Two pounds three ounces. That’s the exact amount I weighed when I was born as a child with cerebral palsy. I was a premature baby and could’ve shared the same fate that befalls the newborn in the standout film of the Toronto International Film Festival, Pieces of A Woman, but I was lucky.
The film tells the story of Martha (Vanessa Kirby) and Sean (Shia LaBeouf) Weiss. The married couple is getting ready to have their first child. They are excited, jubilant, and nervous as any parents should be. The birth of the child does not go as expected. Something happens that changes and shapes how Martha and Sean interact with each other and treat life as a whole. We watch two people go from being the best couple possible to being complete strangers toward each other, and the effect that has on everyone around them. This film may be the ultimate portrait of grief and the many ways it can manifest itself not just with the active participants but in those who love them.
Pieces Of A Woman is, without a doubt, the best film I’ve seen this year. Vanessa Kirby takes what could be a loud and involved performance and shrinks down to its very essence. What would it be like for someone who experienced a tragedy to live day to day with that grief displaying itself in so many different ways? That emotion is so palpable it manifests itself by being as invisible as possible.
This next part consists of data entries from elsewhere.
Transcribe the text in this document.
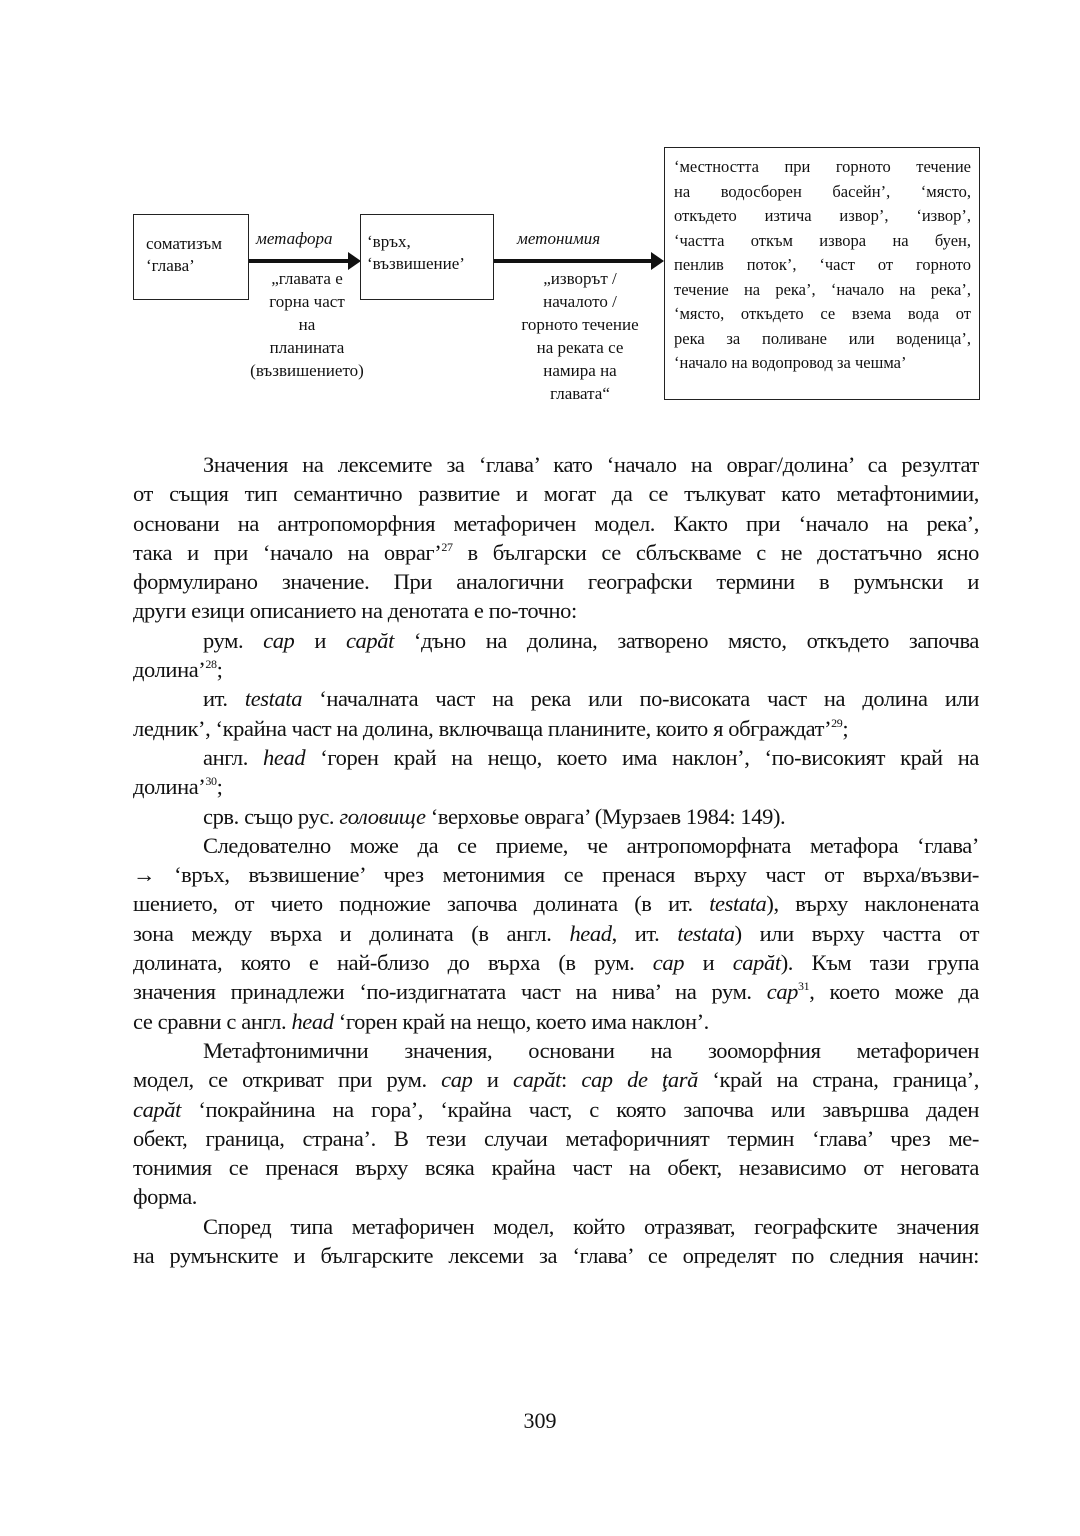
соматизъм
‘глава’
метафора
„главата е
горна част
на
планината
(възвишението)
‘връх,
‘възвишение’
метонимия
„изворът /
началото /
горното течение
на реката се
намира на
главата“
‘местността при горното течение
на водосборен басейн’, ‘място,
откъдето изтича извор’, ‘извор’,
‘частта откъм извора на буен,
пенлив поток’, ‘част от горното
течение на река’, ‘начало на река’,
‘място, откъдето се взема вода от
река за поливане или воденица’,
‘начало на водопровод за чешма’

Значения на лексемите за ‘глава’ като ‘начало на овраг/долина’ са резултат

от същия тип семантично развитие и могат да се тълкуват като метафтонимии,

основани на антропоморфния метафоричен модел. Както при ‘начало на река’,

така и при ‘начало на овраг’$^{27}$ в български се сблъскваме с не достатъчно ясно

формулирано значение. При аналогични географски термини в румънски и

други езици описанието на денотата е по-точно:

рум. cap и capăt ‘дъно на долина, затворено място, откъдето започва

долина’$^{28}$;

ит. testata ‘началната част на река или по-високата част на долина или

ледник’, ‘крайна част на долина, включваща планините, които я обграждат’$^{29}$;

англ. head ‘горен край на нещо, което има наклон’, ‘по-високият край на

долина’$^{30}$;

срв. също рус. головище ‘верховье оврага’ (Мурзаев 1984: 149).

Следователно може да се приеме, че антропоморфната метафора ‘глава’

→ ‘връх, възвишение’ чрез метонимия се пренася върху част от върха/възви-

шението, от чието подножие започва долината (в ит. testata), върху наклонената

зона между върха и долината (в англ. head, ит. testata) или върху частта от

долината, която е най-близо до върха (в рум. cap и capăt). Към тази група

значения принадлежи ‘по-издигнатата част на нива’ на рум. cap$^{31}$, което може да

се сравни с англ. head ‘горен край на нещо, което има наклон’.

Метафтонимични значения, основани на зооморфния метафоричен

модел, се откриват при рум. cap и capăt: cap de ţară ‘край на страна, граница’,

capăt ‘покрайнина на гора’, ‘крайна част, с която започва или завършва даден

обект, граница, страна’. В тези случаи метафоричният термин ‘глава’ чрез ме-

тонимия се пренася върху всяка крайна част на обект, независимо от неговата

форма.

Според типа метафоричен модел, който отразяват, географските значения

на румънските и българските лексеми за ‘глава’ се определят по следния начин:

309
The fact that an actress can somehow give those emotions or the lack of them a face and a physical response within the human body is something I’ve never seen before. Usually, when you hear critics talk about a performance, they always look at the openness of the dialogue in the conversations and the physical body movements in and around a space. For Pieces of a Woman, it’s the complete reverse. The viewer must continue to look at what she doesn’t say or do and how that affects everyone around her. Kirby makes it her mission to be as understated as possible, and it does more to give the audience an insight into the mind of the character then any loud, angry moment could ever do.
Shia LaBeouf has always been a phenomenal actor. As the grieving husband, he gives everything in his performance. Except for Martha’s mother, Elizabeth (Ellen Burstyn), Sean is the only person the audience sees grieving out loud. What becomes even more striking is the other personal challenges he is facing while grieving.
Sean works a 9 to 5 job as a builder who doesn’t have the same financial opportunities his wife does. As a result, he’s often treated like he doesn’t exist. LaBeouf gets all the credit in the world for being as genuine, supportive, and distressed throughout the film as anyone I have ever seen go through tragedy. He is an actor people should remember and take note of.
Grief and tragedy are powerful tools for reinvention. Whether they are used to better someone or not is really that person’s choice. Pieces Of A Woman is not about getting better or even about moving forward. It’s about coming to terms with what you can’t fix, and what you can’t change about what’s to come.
A scene I love most occurs during a Thanksgiving dinner, more than halfway into the film. Martha has finally called out her mother for trying to make decisions regarding how she should handle her grief. That long, drawn-out fight is probably three minutes in length, but it is the bluntest the film ever gets about what we watched in the film’s opening half-hour birth sequence. It’s almost too raw.
The direction and writing by Kornél Mundruczó & Kata Wéber is beyond first-rate. I have no idea how they were able to craft the film’s opening 30 minutes crafted as one unbroken sequence, but it informs so much of what’s to come. They treat every moment after that opening like a continuation of it through the brilliant architecture for the story. I’m grateful that even though I was premature, I’ve been given a chance to live. This movie shows you how people break if the child doesn’t get that opportunity.
I don’t often say this about a film, but this Pieces Of A Woman is unmissable. Everyone who’s going through something should see it and learn from it. Movies often exist to give us an escape, but every so often, they can also show us who we are and maybe who we can be. This is one of those times. Don’t miss out!